1) Foods good for him: You perhaps don’t know that there are over 170 different molecular forms of the mineral called calcium. Its source is something this breed can easily digest, avoiding the possibility of the Chow Chow ever developing kidney stones.

2) The amount of calcium he takes in depends on his age, sex, activity level, stress levels, medical conditions and other dietary factors. After the dog is a year old, let him eat one meal a day. Be consistent with the amount of food you give him and his meal timings. If you give him just one meal a day, feed him towards sunset, since then he can go to bed after his meal.

3) When choosing the right feed for your pet, bear in mind that he cannot eat a lot of meat, unlike other dogs. If you do, he will break out into numerous skin ailments. For protein, give him eggs, rice, cottage cheese and a spoonful of meat every meal. However, rice is very good for him as this does his digestive system good and is great for a shiny coat.

4) Try "Pro Plan" once he is an adult. Mix it with warm water and if you choose to give it dry, see that it is a ready-expanded meal or the gases this forms in his stomach when the dry food becomes moist could lead to the problem of torsion and lead to his eventual death.

Rather than give him prepackaged food from supermarkets that are filled with preservatives, stick to the same diet with a few changes every now and then, just so he stays healthy. Vary the amount of food every now and then. Usually, a healthy Chow Chow eats four cups of food a day, over two meals.
Don’t give your dogs raw hides as this causes their deaths since they cannot digest it and sometimes choke on the hides. If you want to give him something to chew, give him a cow hoof. Make clean and fresh water available for him both inside and outside the house.

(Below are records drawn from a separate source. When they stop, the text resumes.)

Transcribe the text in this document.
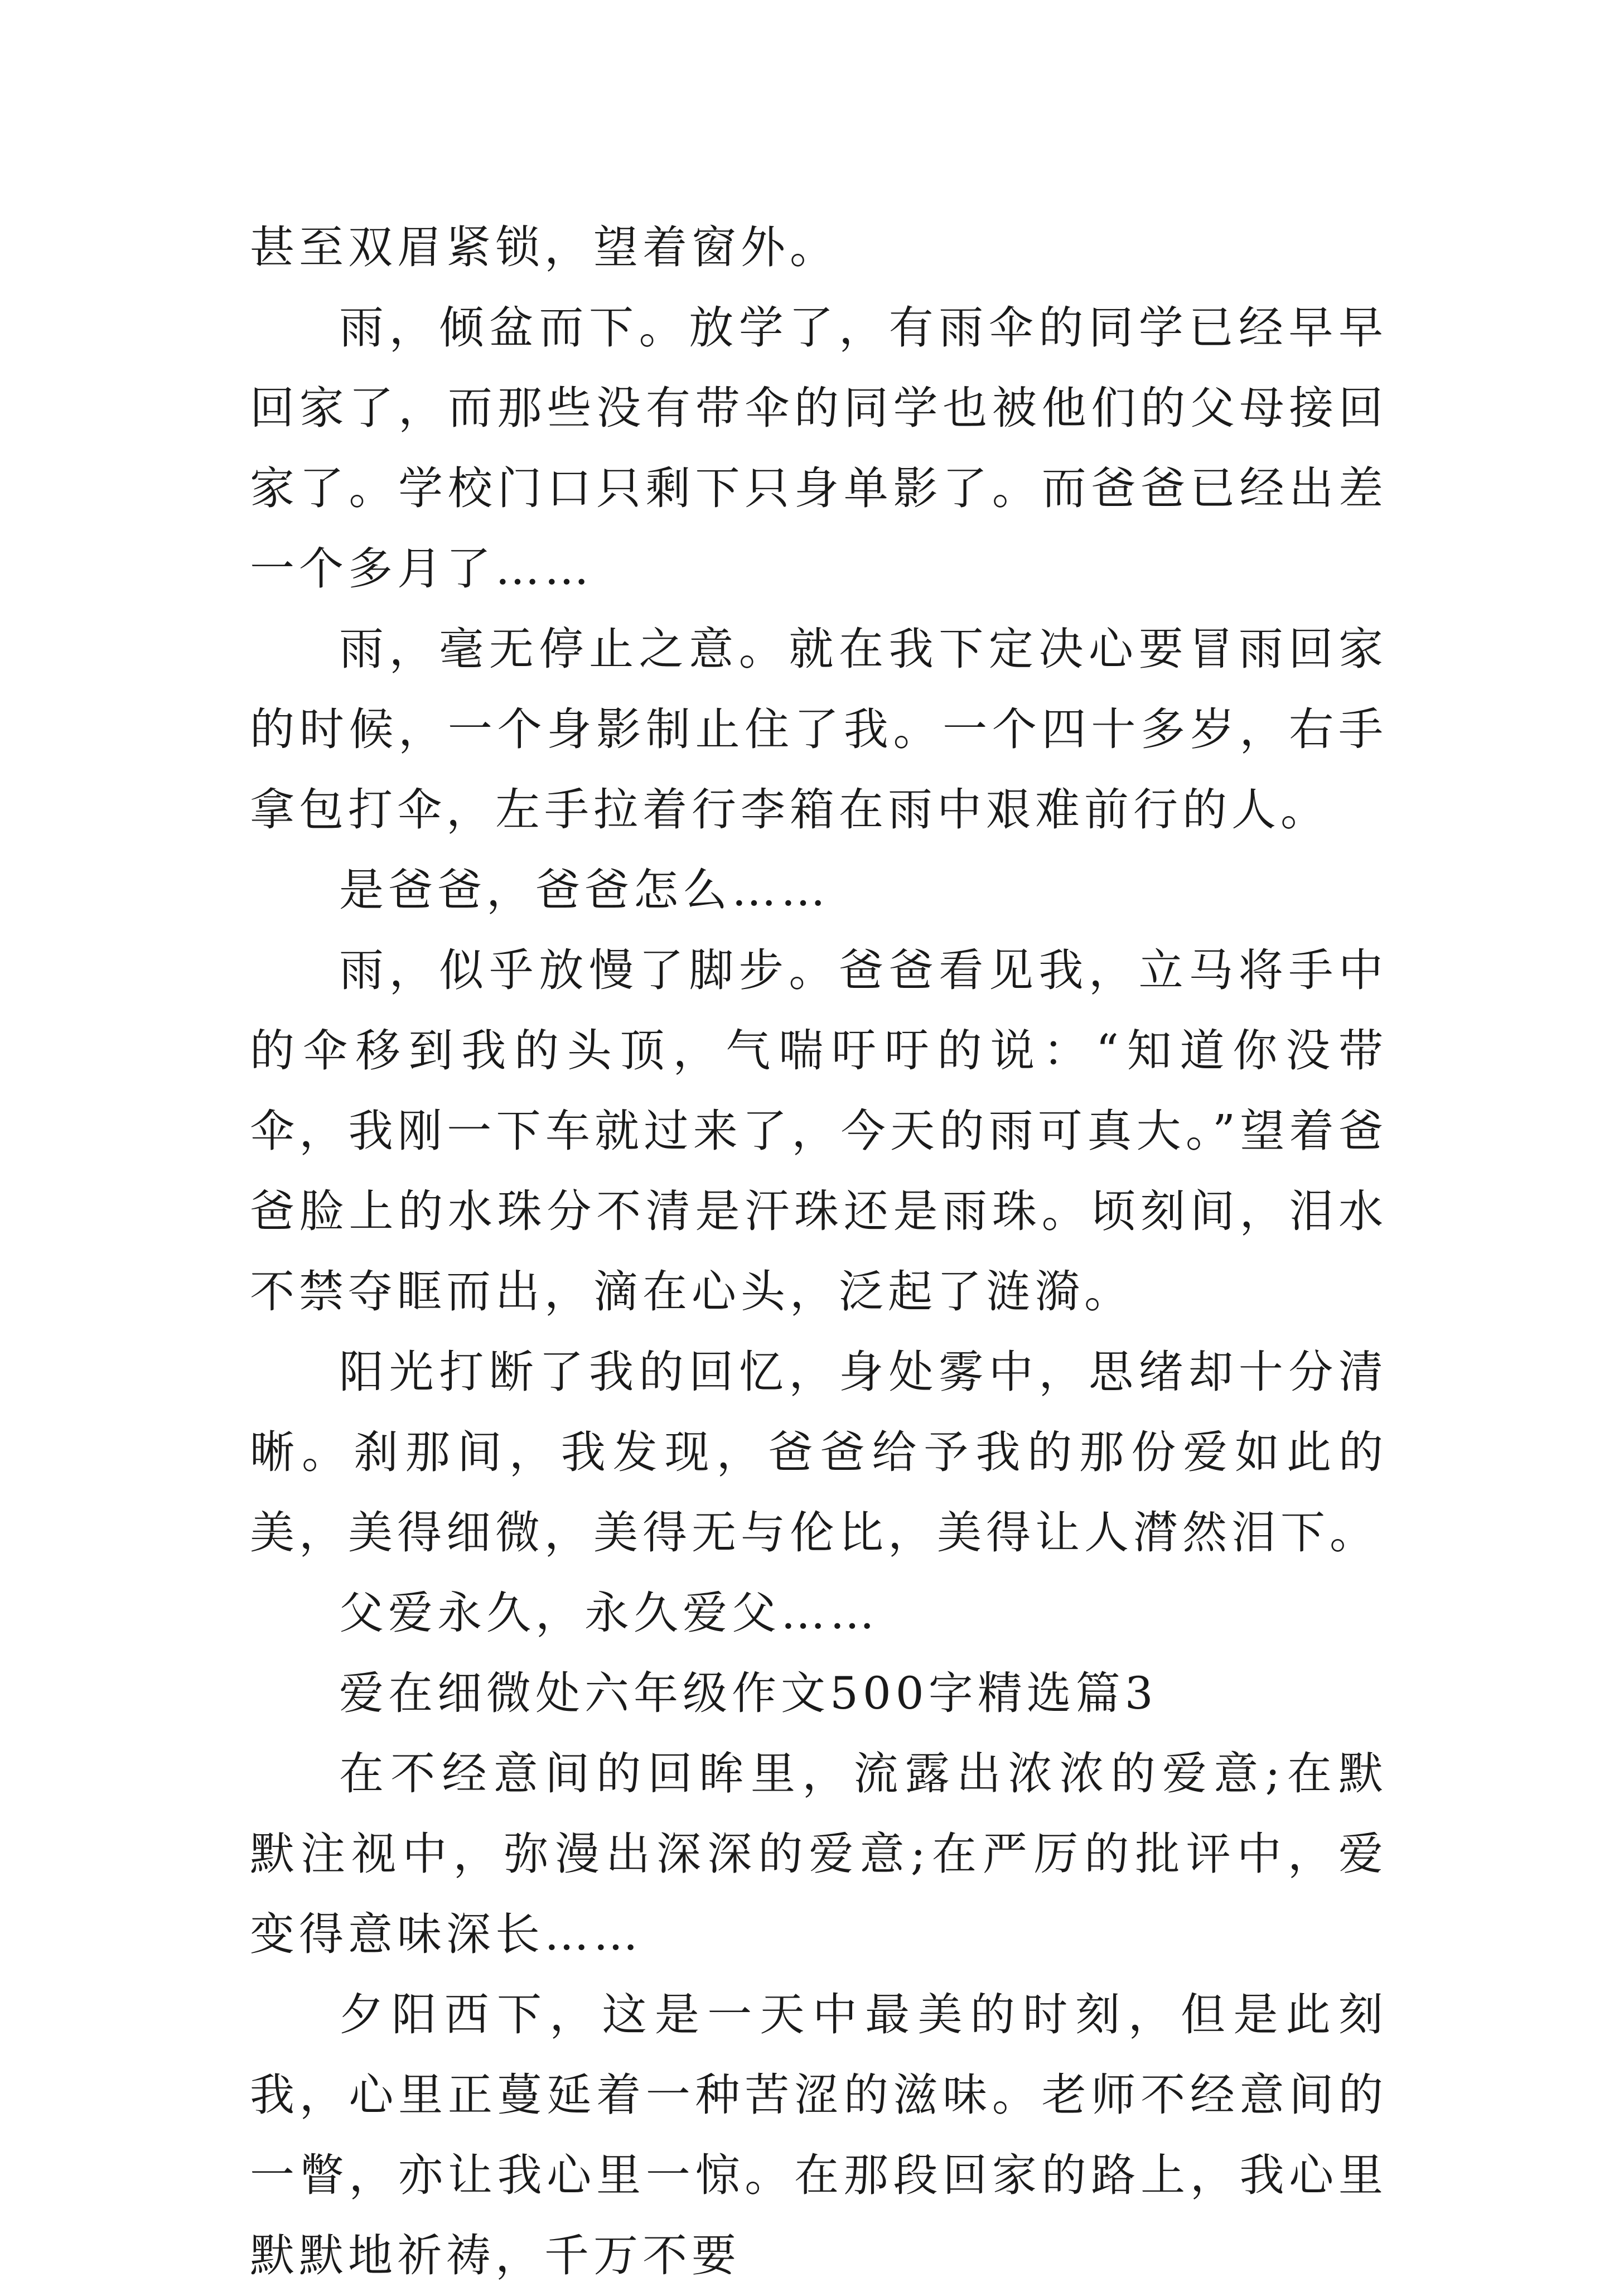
甚至双眉紧锁，望着窗外。

雨，倾盆而下。放学了，有雨伞的同学已经早早回家了，而那些没有带伞的同学也被他们的父母接回家了。学校门口只剩下只身单影了。而爸爸已经出差一个多月了……

雨，毫无停止之意。就在我下定决心要冒雨回家的时候，一个身影制止住了我。一个四十多岁，右手拿包打伞，左手拉着行李箱在雨中艰难前行的人。

是爸爸，爸爸怎么……

雨，似乎放慢了脚步。爸爸看见我，立马将手中的伞移到我的头顶，气喘吁吁的说：“知道你没带伞，我刚一下车就过来了，今天的雨可真大。”望着爸爸脸上的水珠分不清是汗珠还是雨珠。顷刻间，泪水不禁夺眶而出，滴在心头，泛起了涟漪。

阳光打断了我的回忆，身处雾中，思绪却十分清晰。刹那间，我发现，爸爸给予我的那份爱如此的美，美得细微，美得无与伦比，美得让人潸然泪下。

父爱永久，永久爱父……

爱在细微处六年级作文500字精选篇3

在不经意间的回眸里，流露出浓浓的爱意;在默默注视中，弥漫出深深的爱意;在严厉的批评中，爱变得意味深长……

夕阳西下，这是一天中最美的时刻，但是此刻我，心里正蔓延着一种苦涩的滋味。老师不经意间的一瞥，亦让我心里一惊。在那段回家的路上，我心里默默地祈祷，千万不要
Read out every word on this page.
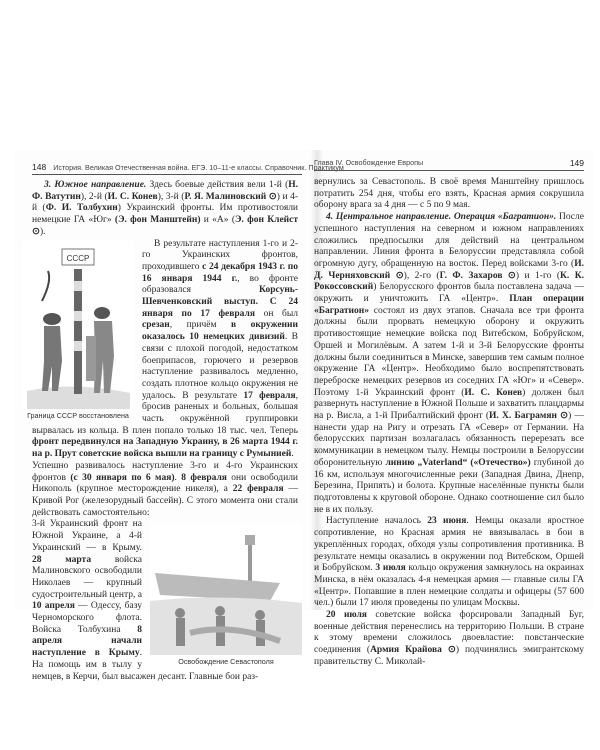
148 История. Великая Отечественная война. ЕГЭ. 10–11-е классы. Справочник. Практикум

3. Южное направление. Здесь боевые действия вели 1-й (Н. Ф. Ватутин), 2-й (И. С. Конев), 3-й (Р. Я. Малиновский ⊙) и 4-й (Ф. И. Толбухин) Украинский фронты. Им противостояли немецкие ГА «Юг» (Э. фон Манштейн) и «А» (Э. фон Клейст ⊙).

СССР
Граница СССР восстановлена

В результате наступления 1-го и 2-го Украинских фронтов, проходившего с 24 декабря 1943 г. по 16 января 1944 г., во фронте образовался Корсунь-Шевченковский выступ. С 24 января по 17 февраля он был срезан, причём в окружении оказалось 10 немецких дивизий. В связи с плохой погодой, недостатком боеприпасов, горючего и резервов наступление развивалось медленно, создать плотное кольцо окружения не удалось. В результате 17 февраля, бросив раненых и больных, большая часть окружённой группировки вырвалась из кольца. В плен попало только 18 тыс. чел. Теперь фронт передвинулся на Западную Украину, в 26 марта 1944 г. на р. Прут советские войска вышли на границу с Румынией.

Успешно развивалось наступление 3-го и 4-го Украинских фронтов (с 30 января по 6 мая). 8 февраля они освободили Никополь (крупное месторождение никеля), а 22 февраля — Кривой Рог (железорудный бассейн). С этого момента они стали действовать самостоятельно:

Освобождение Севастополя

3-й Украинский фронт на Южной Украине, а 4-й Украинский — в Крыму. 28 марта войска Малиновского освободили Николаев — крупный судостроительный центр, а 10 апреля — Одессу, базу Черноморского флота. Войска Толбухина 8 апреля начали наступление в Крыму. На помощь им в тылу у немцев, в Керчи, был высажен десант. Главные бои раз-

Глава IV. Освобождение Европы	149

вернулись за Севастополь. В своё время Манштейну пришлось потратить 254 дня, чтобы его взять, Красная армия сокрушила оборону врага за 4 дня — с 5 по 9 мая.

4. Центральное направление. Операция «Багратион». После успешного наступления на северном и южном направлениях сложились предпосылки для действий на центральном направлении. Линия фронта в Белоруссии представляла собой огромную дугу, обращенную на восток. Перед войсками 3-го (И. Д. Черняховский ⊙), 2-го (Г. Ф. Захаров ⊙) и 1-го (К. К. Рокоссовский) Белорусского фронтов была поставлена задача — окружить и уничтожить ГА «Центр». План операции «Багратион» состоял из двух этапов. Сначала все три фронта должны были прорвать немецкую оборону и окружить противостоящие немецкие войска под Витебском, Бобруйском, Оршей и Могилёвым. А затем 1-й и 3-й Белорусские фронты должны были соединиться в Минске, завершив тем самым полное окружение ГА «Центр». Необходимо было воспрепятствовать переброске немецких резервов из соседних ГА «Юг» и «Север». Поэтому 1-й Украинский фронт (И. С. Конев) должен был развернуть наступление в Южной Польше и захватить плацдармы на р. Висла, а 1-й Прибалтийский фронт (И. Х. Баграмян ⊙) — нанести удар на Ригу и отрезать ГА «Север» от Германии. На белорусских партизан возлагалась обязанность перерезать все коммуникации в немецком тылу. Немцы построили в Белоруссии оборонительную линию „Vaterland“ («Отечество») глубиной до 16 км, используя многочисленные реки (Западная Двина, Днепр, Березина, Припять) и болота. Крупные населённые пункты были подготовлены к круговой обороне. Однако соотношение сил было не в их пользу.

Наступление началось 23 июня. Немцы оказали яростное сопротивление, но Красная армия не ввязывалась в бои в укреплённых городах, обходя узлы сопротивления противника. В результате немцы оказались в окружении под Витебском, Оршей и Бобруйском. 3 июля кольцо окружения замкнулось на окраинах Минска, в нём оказалась 4-я немецкая армия — главные силы ГА «Центр». Попавшие в плен немецкие солдаты и офицеры (57 600 чел.) были 17 июля проведены по улицам Москвы.

20 июля советские войска форсировали Западный Буг, военные действия перенеслись на территорию Польши. В стране к этому времени сложилось двоевластие: повстанческие соединения (Армия Крайова ⊙) подчинялись эмигрантскому правительству С. Миколай-
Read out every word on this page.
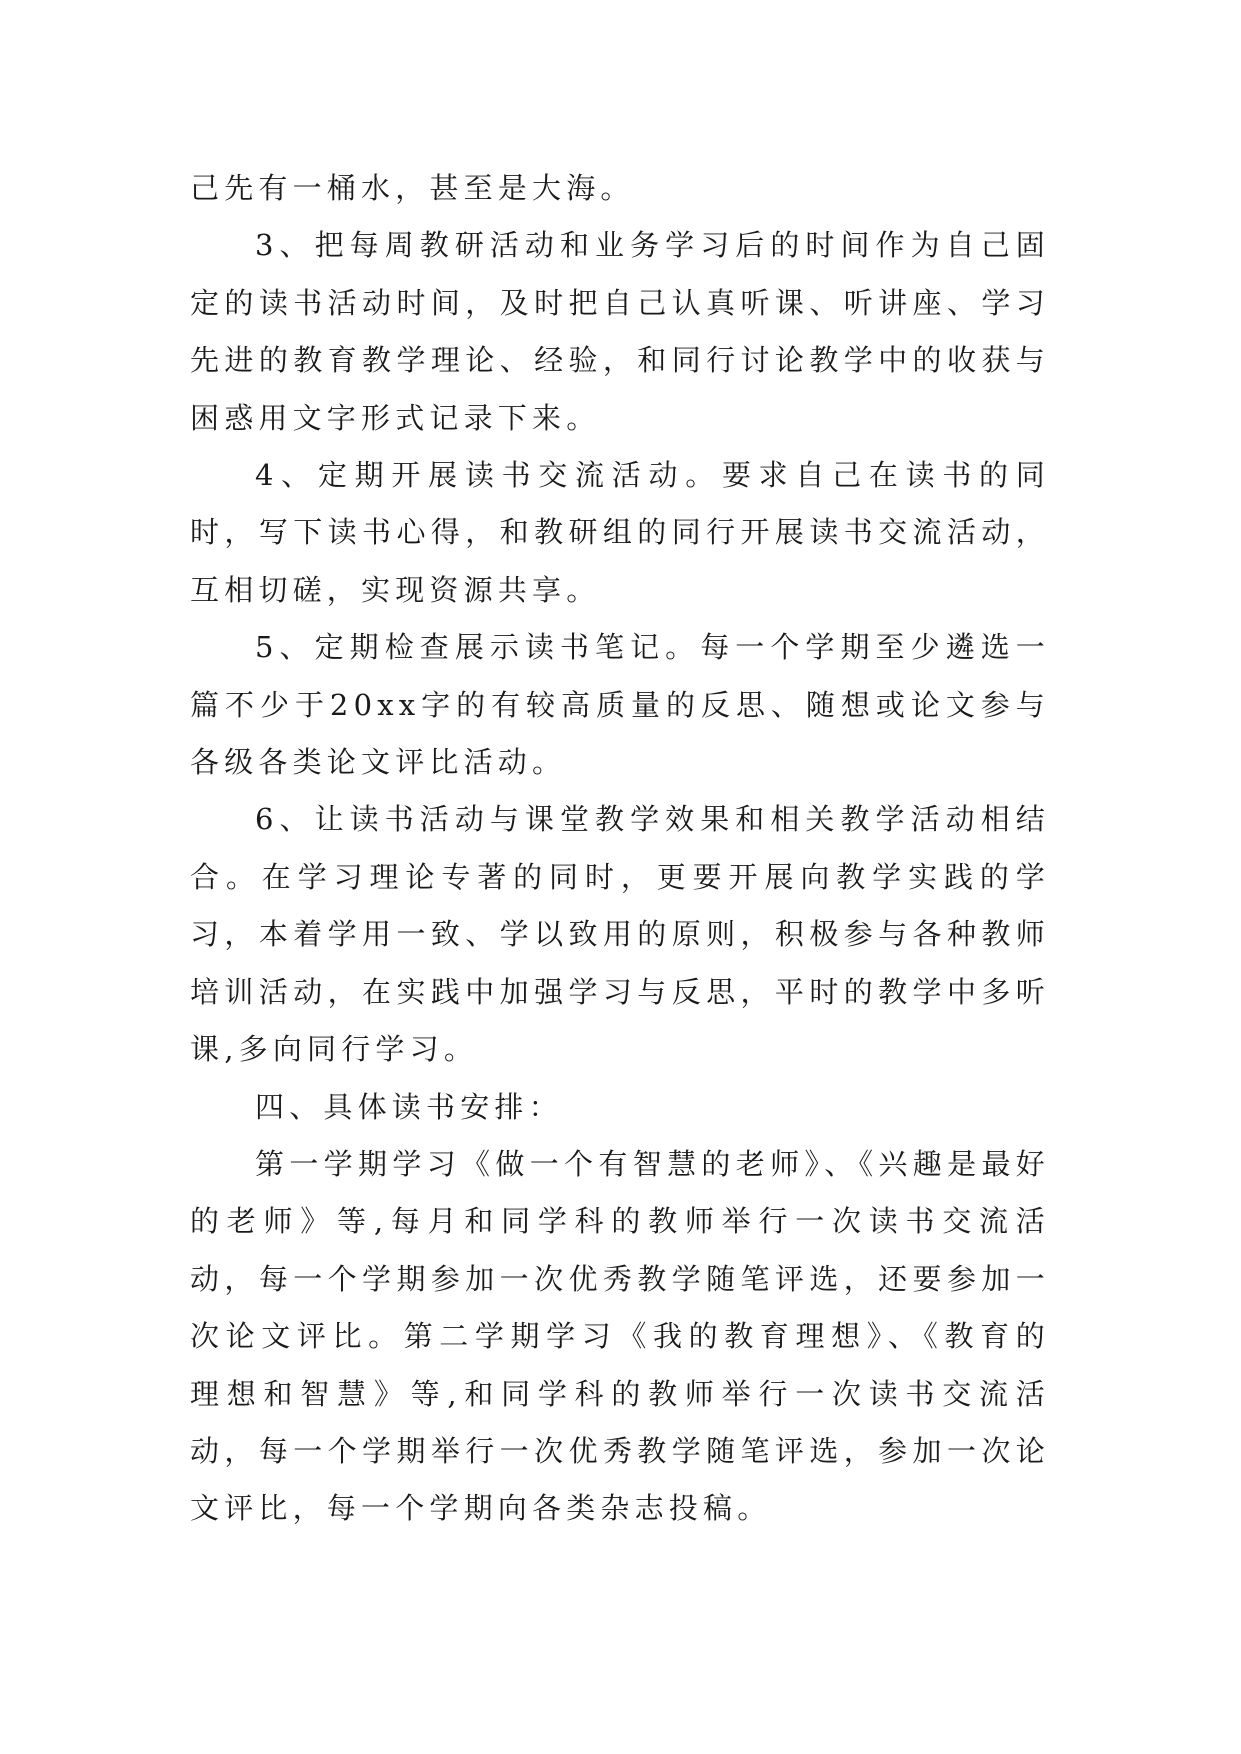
己先有一桶水，甚至是大海。

3、把每周教研活动和业务学习后的时间作为自己固定的读书活动时间，及时把自己认真听课、听讲座、学习先进的教育教学理论、经验，和同行讨论教学中的收获与困惑用文字形式记录下来。

4、定期开展读书交流活动。要求自己在读书的同时，写下读书心得，和教研组的同行开展读书交流活动，互相切磋，实现资源共享。

5、定期检查展示读书笔记。每一个学期至少遴选一篇不少于20xx字的有较高质量的反思、随想或论文参与各级各类论文评比活动。

6、让读书活动与课堂教学效果和相关教学活动相结合。在学习理论专著的同时，更要开展向教学实践的学习，本着学用一致、学以致用的原则，积极参与各种教师培训活动，在实践中加强学习与反思，平时的教学中多听课,多向同行学习。

四、具体读书安排：

第一学期学习《做一个有智慧的老师》、《兴趣是最好的老师》等,每月和同学科的教师举行一次读书交流活动，每一个学期参加一次优秀教学随笔评选，还要参加一次论文评比。第二学期学习《我的教育理想》、《教育的理想和智慧》等,和同学科的教师举行一次读书交流活动，每一个学期举行一次优秀教学随笔评选，参加一次论文评比，每一个学期向各类杂志投稿。
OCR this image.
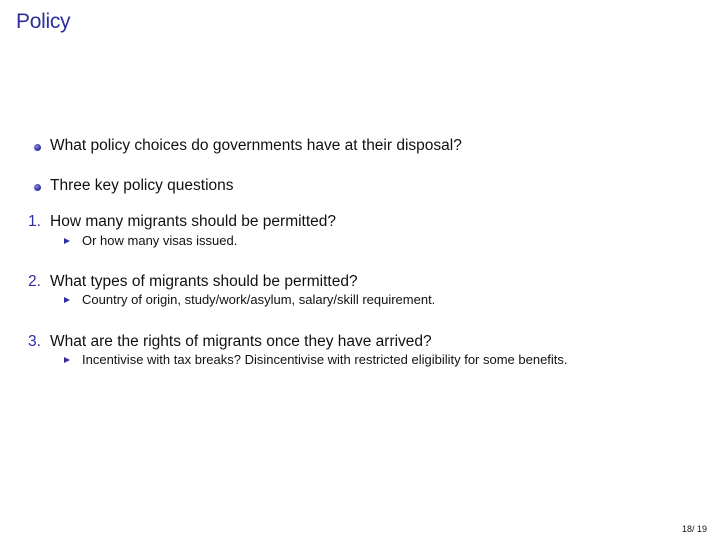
Policy
What policy choices do governments have at their disposal?
Three key policy questions
1. How many migrants should be permitted?
Or how many visas issued.
2. What types of migrants should be permitted?
Country of origin, study/work/asylum, salary/skill requirement.
3. What are the rights of migrants once they have arrived?
Incentivise with tax breaks? Disincentivise with restricted eligibility for some benefits.
18/ 19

Feeding schedules: Usually, pups eliminate an hour or so after a meal. Once you regularize his feeding schedule, you will have some control over when he needs to eliminate.

1) Set the time for his dinner so that after the meal you can take him out of the house.

2) Just before you crate him, don’t feed him a large meal or he will eliminate when you’re not around to take him out. Instead, set two or three feeding schedules a day.

3) Let him eat only for 30- 40 minutes, then take it away.

4) Several hours before he is confined for the night, feed him. This, coupled with exercise sessions, confinement periods and trips outdoors to the elimination area will help him develop a fixed routine for eliminating.



The Chow Chow is a tough customer, no doubt, but if you have the guts and grit to take him in to your home, they can make a swell pet! Remember, he’s aristocratic, arrogant, reserved and aloof—so you have to adjust to his whims and fancies.

But he’ll do you proud, no matter what, so take one home today. Be assured you have a life of love and understanding from your dog friend.